2. We can proceed in a similar way to find the slope-intercept form of the other line:

`2x-4y=12\Rightarrow2x-2x-4y=12-2x\Rightarrow-4y=12-2x`

Then, we have:

`-(4y)/(4)=(12)/(4)-(2)/(4)x\Rightarrow-y=3-(1)/(2)x\Rightarrow y=(1)/(2)x-3`

Then, we have both line equations in the slope-intercept form.

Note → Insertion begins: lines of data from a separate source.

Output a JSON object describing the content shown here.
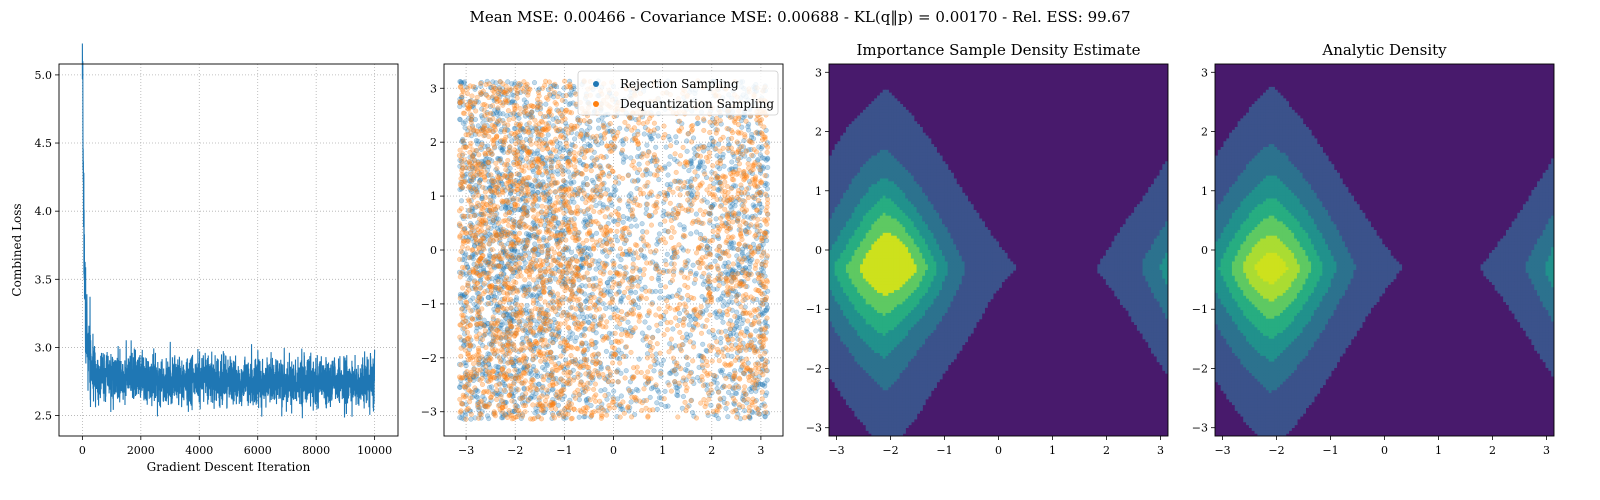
{
  "suptitle": "Mean MSE: 0.00466 - Covariance MSE: 0.00688 - KL(q‖p) = 0.00170 - Rel. ESS: 99.67",
  "colors": {
    "blue": "#1f77b4",
    "orange": "#ff7f0e",
    "viridis_levels": [
      "#440154",
      "#481a6c",
      "#3b528b",
      "#2c728e",
      "#21918c",
      "#27ad81",
      "#5ec962",
      "#aadc32",
      "#cde11d"
    ]
  },
  "chart_data": [
    {
      "type": "line",
      "title": "",
      "xlabel": "Gradient Descent Iteration",
      "ylabel": "Combined Loss",
      "xlim": [
        -800,
        10800
      ],
      "ylim": [
        2.35,
        5.08
      ],
      "xticks": [
        "0",
        "2000",
        "4000",
        "6000",
        "8000",
        "10000"
      ],
      "yticks": [
        "2.5",
        "3.0",
        "3.5",
        "4.0",
        "4.5",
        "5.0"
      ],
      "grid": true,
      "series": [
        {
          "color": "#1f77b4",
          "x": [
            0,
            20,
            40,
            60,
            80,
            100,
            150,
            200,
            300,
            500,
            1000,
            2000,
            3000,
            4000,
            5000,
            6000,
            7000,
            8000,
            9000,
            10000
          ],
          "y": [
            4.97,
            4.6,
            4.1,
            3.8,
            3.5,
            3.3,
            3.1,
            2.95,
            2.85,
            2.8,
            2.78,
            2.77,
            2.76,
            2.76,
            2.75,
            2.75,
            2.75,
            2.74,
            2.74,
            2.74
          ],
          "noise_band": [
            2.5,
            3.1
          ]
        }
      ]
    },
    {
      "type": "scatter",
      "title": "",
      "xlim": [
        -3.45,
        3.45
      ],
      "ylim": [
        -3.45,
        3.45
      ],
      "xticks": [
        "−3",
        "−2",
        "−1",
        "0",
        "1",
        "2",
        "3"
      ],
      "yticks": [
        "−3",
        "−2",
        "−1",
        "0",
        "1",
        "2",
        "3"
      ],
      "grid": true,
      "legend_position": "top-right",
      "series": [
        {
          "name": "Rejection Sampling",
          "color": "#1f77b4",
          "n_points": 3000,
          "domain": [
            -3.14,
            3.14
          ]
        },
        {
          "name": "Dequantization Sampling",
          "color": "#ff7f0e",
          "n_points": 3000,
          "domain": [
            -3.14,
            3.14
          ]
        }
      ]
    },
    {
      "type": "heatmap",
      "title": "Importance Sample Density Estimate",
      "xlim": [
        -3.14,
        3.14
      ],
      "ylim": [
        -3.14,
        3.14
      ],
      "xticks": [
        "−3",
        "−2",
        "−1",
        "0",
        "1",
        "2",
        "3"
      ],
      "yticks": [
        "−3",
        "−2",
        "−1",
        "0",
        "1",
        "2",
        "3"
      ],
      "center": [
        -2.1,
        -0.3
      ],
      "levels": 6
    },
    {
      "type": "heatmap",
      "title": "Analytic Density",
      "xlim": [
        -3.14,
        3.14
      ],
      "ylim": [
        -3.14,
        3.14
      ],
      "xticks": [
        "−3",
        "−2",
        "−1",
        "0",
        "1",
        "2",
        "3"
      ],
      "yticks": [
        "−3",
        "−2",
        "−1",
        "0",
        "1",
        "2",
        "3"
      ],
      "center": [
        -2.1,
        -0.3
      ],
      "levels": 7
    }
  ]
}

Now, to graph both equations, we can use the coordinates of the x- and y-intercepts of both lines:

3. The x-intercept is the point when y = 0. Likewise, the y-intercept is the point when x = 0. We need to evaluate the equation in both cases. Then, we have:

First Line

For y = 0:

`0=-(3)/(2)x+1\Rightarrow-1=-(3)/(2)x\Rightarrow1=(3)/(2)x\Rightarrow(2)/(3)\cdot1=(2)/(3)\cdot(3)/(2)x\Rightarrow(2)/(3)=x`

Then, we have the first coordinate: (2/3, 0).

For x = 0:

`y=-(3)/(2)x+1\Rightarrow y=-(3)/(2)(0)+1\Rightarrow y=1`

Then, the other coordinate for this point is (0, 1)

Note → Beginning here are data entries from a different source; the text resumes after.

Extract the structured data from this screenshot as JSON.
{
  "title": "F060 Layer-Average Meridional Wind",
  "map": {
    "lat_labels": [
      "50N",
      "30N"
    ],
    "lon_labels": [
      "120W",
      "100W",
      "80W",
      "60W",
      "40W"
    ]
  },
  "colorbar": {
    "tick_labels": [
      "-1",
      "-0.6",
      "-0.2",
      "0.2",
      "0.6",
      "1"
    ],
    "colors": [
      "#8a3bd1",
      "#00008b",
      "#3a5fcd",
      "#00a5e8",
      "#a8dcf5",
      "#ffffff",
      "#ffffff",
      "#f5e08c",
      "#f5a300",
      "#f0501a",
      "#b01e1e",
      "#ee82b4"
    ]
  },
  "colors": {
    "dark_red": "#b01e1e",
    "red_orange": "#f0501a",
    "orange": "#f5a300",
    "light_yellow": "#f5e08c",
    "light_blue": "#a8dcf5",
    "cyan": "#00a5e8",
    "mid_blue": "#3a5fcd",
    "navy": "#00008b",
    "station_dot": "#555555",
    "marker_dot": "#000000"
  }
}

To graph this line we can use these two points (0, 1) and (2/3, 0).

Second Line

We can proceed in a similar way to find these two coordinates for the second line:

For y = 0:

`y=(1)/(2)x-3\Rightarrow0=(1)/(2)x-3\Rightarrow3=(1)/(2)x\Rightarrow2.3=2\cdot(1)/(2)x\Rightarrow6=x\Rightarrow x=6`

The x-intercept is (6, 0).

For x = 0:

`y=(1)/(2)x-3\Rightarrow y=(1)/(2)\cdot(0)-3\Rightarrow y=-3`

The y-intercept is (0, -3).

To graph this line we can use these two points (0, -3) and (6, 0).

Therefore, the solution for this system of equations is x = 2, y = -2.